All this data can be exported which is useful if there is a large level of links to amend. When you export 404 pages, you’re not able to export the pages which link to the broken links unfortunately; well, not as far as I am aware.
All of this data is that it is only updated each time the site is crawled. This means that if the links have already been fixed, they may still appear as broken in GWT.
This section can give you an indication of the number of pages Googlebot crawls, the number of kilobytes downloaded and how long it has spent downloading them. This information is useful to check if your site is being crawled too often, which you may want to keep an eye on if you have limited server resources to ensure crawlers are not blocking users from reaching the site by visiting too often. If you can see that there may be an issue with the level of crawler access, you could choose to restrict the crawl rate of your site as discussed above in the settings tab.

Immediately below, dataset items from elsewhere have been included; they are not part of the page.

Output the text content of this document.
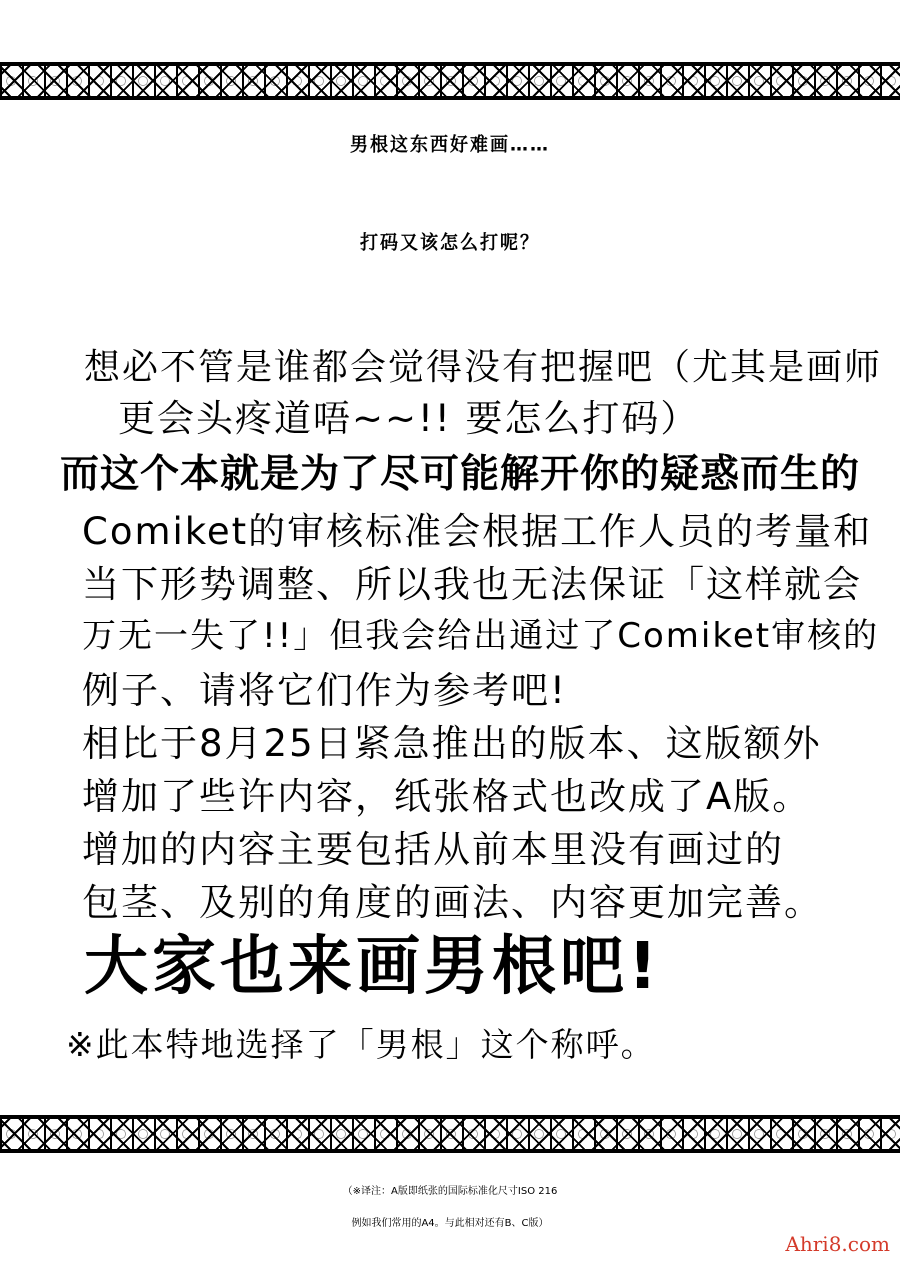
男根这东西好难画……
打码又该怎么打呢？
想必不管是谁都会觉得没有把握吧（尤其是画师
更会头疼道唔~~!! 要怎么打码）
而这个本就是为了尽可能解开你的疑惑而生的
Comiket的审核标准会根据工作人员的考量和
当下形势调整、所以我也无法保证「这样就会
万无一失了!!」但我会给出通过了Comiket审核的
例子、请将它们作为参考吧!
相比于8月25日紧急推出的版本、这版额外
增加了些许内容，纸张格式也改成了A版。
增加的内容主要包括从前本里没有画过的
包茎、及别的角度的画法、内容更加完善。
大家也来画男根吧!
※此本特地选择了「男根」这个称呼。
（※译注：A版即纸张的国际标准化尺寸ISO 216
例如我们常用的A4。与此相对还有B、C版）
Ahri8.com
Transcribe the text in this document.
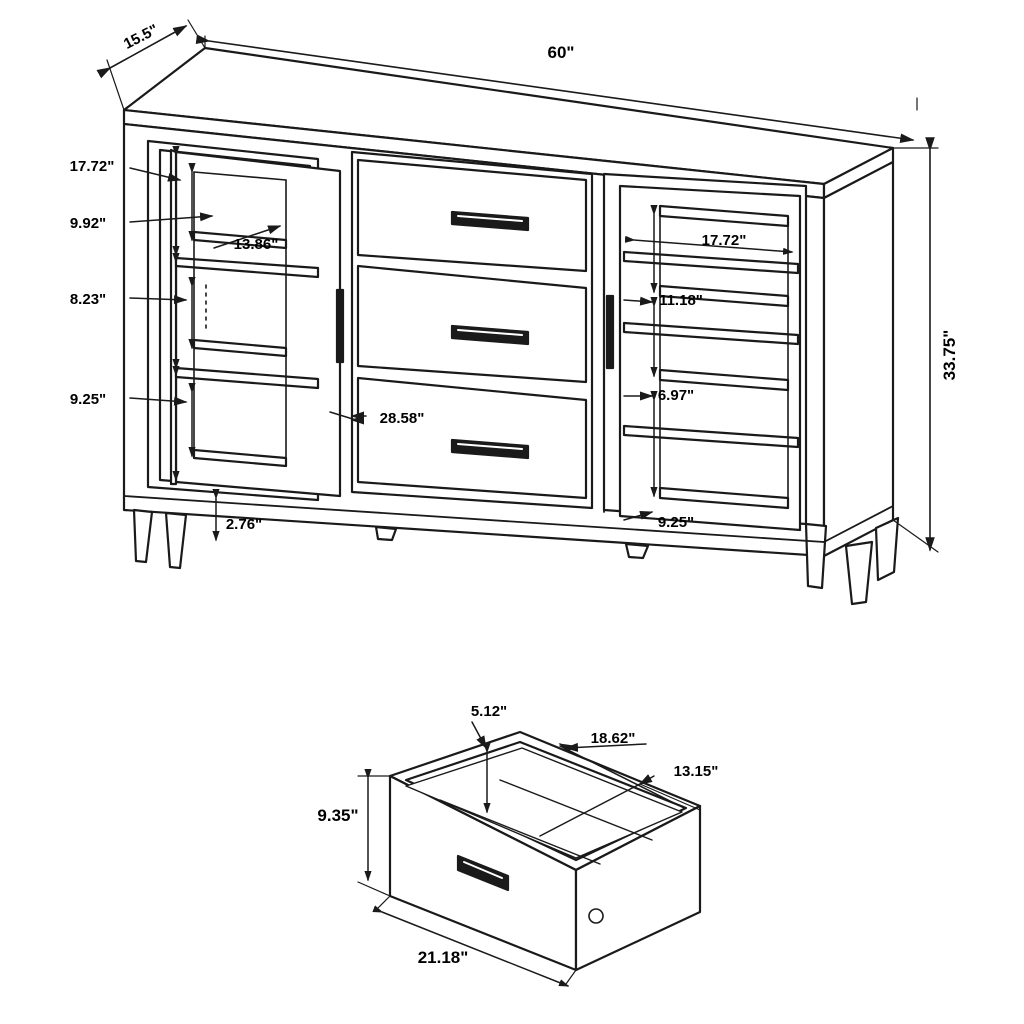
15.5"	60"
33.75"
17.72"
9.92"
13.86"
8.23"
9.25"
28.58"
2.76"
17.72"
11.18"
6.97"
9.25"
5.12"
18.62"
13.15"
9.35"
21.18"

The Fetch as Googlebot tab is useful if you want to check that a certain page is accessible to Google. Once you have fetched the page, you can then submit it to Google for inclusion within their index. At this point you can choose to submit the page and all other pages which it links to, or to submit this URL alone. Submitting pages via this method does not guarantee that they will be indexed. You can’t submit multiple pages at once, however if you are looking to submit your entire site, you could consider refreshing your sitemap and resubmitting that instead.
This tab can be useful as a mini checklist of on-page elements you may wish to optimise your site for. You can see if you have duplicate Meta Descriptions and which pages they are used on.

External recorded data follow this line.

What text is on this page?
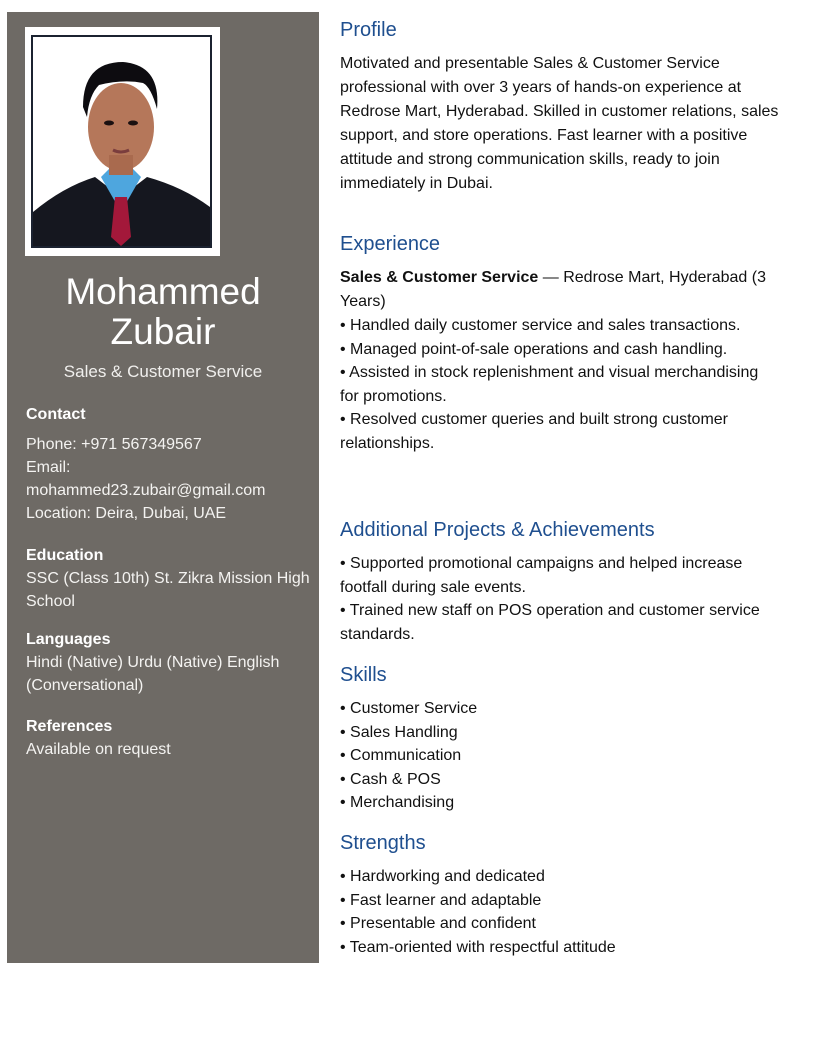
Mohammed
Zubair
Sales & Customer Service
Contact
Phone: +971 567349567
Email:
mohammed23.zubair@gmail.com
Location: Deira, Dubai, UAE
Education
SSC (Class 10th) St. Zikra Mission High School
Languages
Hindi (Native) Urdu (Native) English (Conversational)
References
Available on request
Profile

Motivated and presentable Sales & Customer Service professional with over 3 years of hands-on experience at Redrose Mart, Hyderabad. Skilled in customer relations, sales support, and store operations. Fast learner with a positive attitude and strong communication skills, ready to join immediately in Dubai.

Experience

Sales & Customer Service — Redrose Mart, Hyderabad (3 Years)

• Handled daily customer service and sales transactions.

• Managed point-of-sale operations and cash handling.

• Assisted in stock replenishment and visual merchandising for promotions.

• Resolved customer queries and built strong customer relationships.

Additional Projects & Achievements

• Supported promotional campaigns and helped increase footfall during sale events.

• Trained new staff on POS operation and customer service standards.

Skills

• Customer Service

• Sales Handling

• Communication

• Cash & POS

• Merchandising

Strengths

• Hardworking and dedicated

• Fast learner and adaptable

• Presentable and confident

• Team-oriented with respectful attitude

You can see if any of your Meta descriptions are too long and may not fit well in the SERPs, as well as those which Google suggest are too short. In addition you can see which pages do not have title tags, have duplicate, short or long title tags or ‘non-informative’ title tags (these are tags such as ‘Home’.
The labs tab contains any areas that Google are currently testing within GWT.

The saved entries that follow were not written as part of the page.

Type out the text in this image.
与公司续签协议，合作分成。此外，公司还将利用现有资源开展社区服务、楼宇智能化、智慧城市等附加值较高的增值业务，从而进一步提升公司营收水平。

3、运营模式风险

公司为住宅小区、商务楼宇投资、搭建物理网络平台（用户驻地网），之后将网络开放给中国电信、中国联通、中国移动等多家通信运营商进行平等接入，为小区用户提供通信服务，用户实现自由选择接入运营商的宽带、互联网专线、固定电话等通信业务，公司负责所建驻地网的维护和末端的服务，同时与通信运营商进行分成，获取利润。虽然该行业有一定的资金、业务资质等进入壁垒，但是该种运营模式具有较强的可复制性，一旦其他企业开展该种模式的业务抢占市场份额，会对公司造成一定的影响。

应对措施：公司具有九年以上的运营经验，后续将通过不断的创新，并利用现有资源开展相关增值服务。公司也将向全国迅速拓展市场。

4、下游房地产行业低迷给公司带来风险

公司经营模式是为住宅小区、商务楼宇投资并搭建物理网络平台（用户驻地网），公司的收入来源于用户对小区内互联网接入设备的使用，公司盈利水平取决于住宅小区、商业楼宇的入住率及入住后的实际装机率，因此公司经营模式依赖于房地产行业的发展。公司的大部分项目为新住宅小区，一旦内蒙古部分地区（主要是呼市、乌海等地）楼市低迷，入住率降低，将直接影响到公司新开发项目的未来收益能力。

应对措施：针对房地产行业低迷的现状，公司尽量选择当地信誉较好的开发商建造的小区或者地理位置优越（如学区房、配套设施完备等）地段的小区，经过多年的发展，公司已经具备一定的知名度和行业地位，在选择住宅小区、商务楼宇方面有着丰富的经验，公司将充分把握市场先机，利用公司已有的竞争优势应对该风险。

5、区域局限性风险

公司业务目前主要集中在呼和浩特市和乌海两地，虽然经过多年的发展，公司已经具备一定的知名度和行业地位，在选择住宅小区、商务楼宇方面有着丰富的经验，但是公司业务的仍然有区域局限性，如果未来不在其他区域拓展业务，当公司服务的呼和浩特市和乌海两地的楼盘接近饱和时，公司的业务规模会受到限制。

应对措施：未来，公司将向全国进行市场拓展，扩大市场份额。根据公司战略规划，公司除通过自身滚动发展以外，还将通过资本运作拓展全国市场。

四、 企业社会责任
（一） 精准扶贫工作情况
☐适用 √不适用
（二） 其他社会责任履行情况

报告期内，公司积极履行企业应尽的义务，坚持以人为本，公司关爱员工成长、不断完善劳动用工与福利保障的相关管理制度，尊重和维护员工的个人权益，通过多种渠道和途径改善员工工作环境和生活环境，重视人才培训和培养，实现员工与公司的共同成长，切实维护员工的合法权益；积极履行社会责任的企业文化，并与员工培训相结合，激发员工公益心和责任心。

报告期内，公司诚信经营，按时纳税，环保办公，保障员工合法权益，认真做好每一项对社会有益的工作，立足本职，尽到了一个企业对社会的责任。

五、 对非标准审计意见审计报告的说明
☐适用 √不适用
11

The video sitemaps tab within this section allows you to check if Google has found any errors with a video sitemap if you have created one. As this data is not updated immediately, you may have to wait a while before checking to see if your video sitemap has been found once you have added it to your site.
The Site performance tab allows you to see if your site has any loading speed issues. Although this data is not 100% accurate, it is a good indication as to whether Google has picked up on site speed issues that could potentially affect your rankings.
Overall, Google Webmaster Tools is an excellent tool to give an indication of issues that may occur with a website being crawled by Google. It is important to remember that data in most areas of it is not always up to date, and might not always be entirely accurate, however if it is used as an indication it can be very helpful to ensure your site is optimised for search engines.
Hopefully this post has given you some ideas of how you might use Google Webmaster Tools, but please add anything you think I may have missed in the comments field below.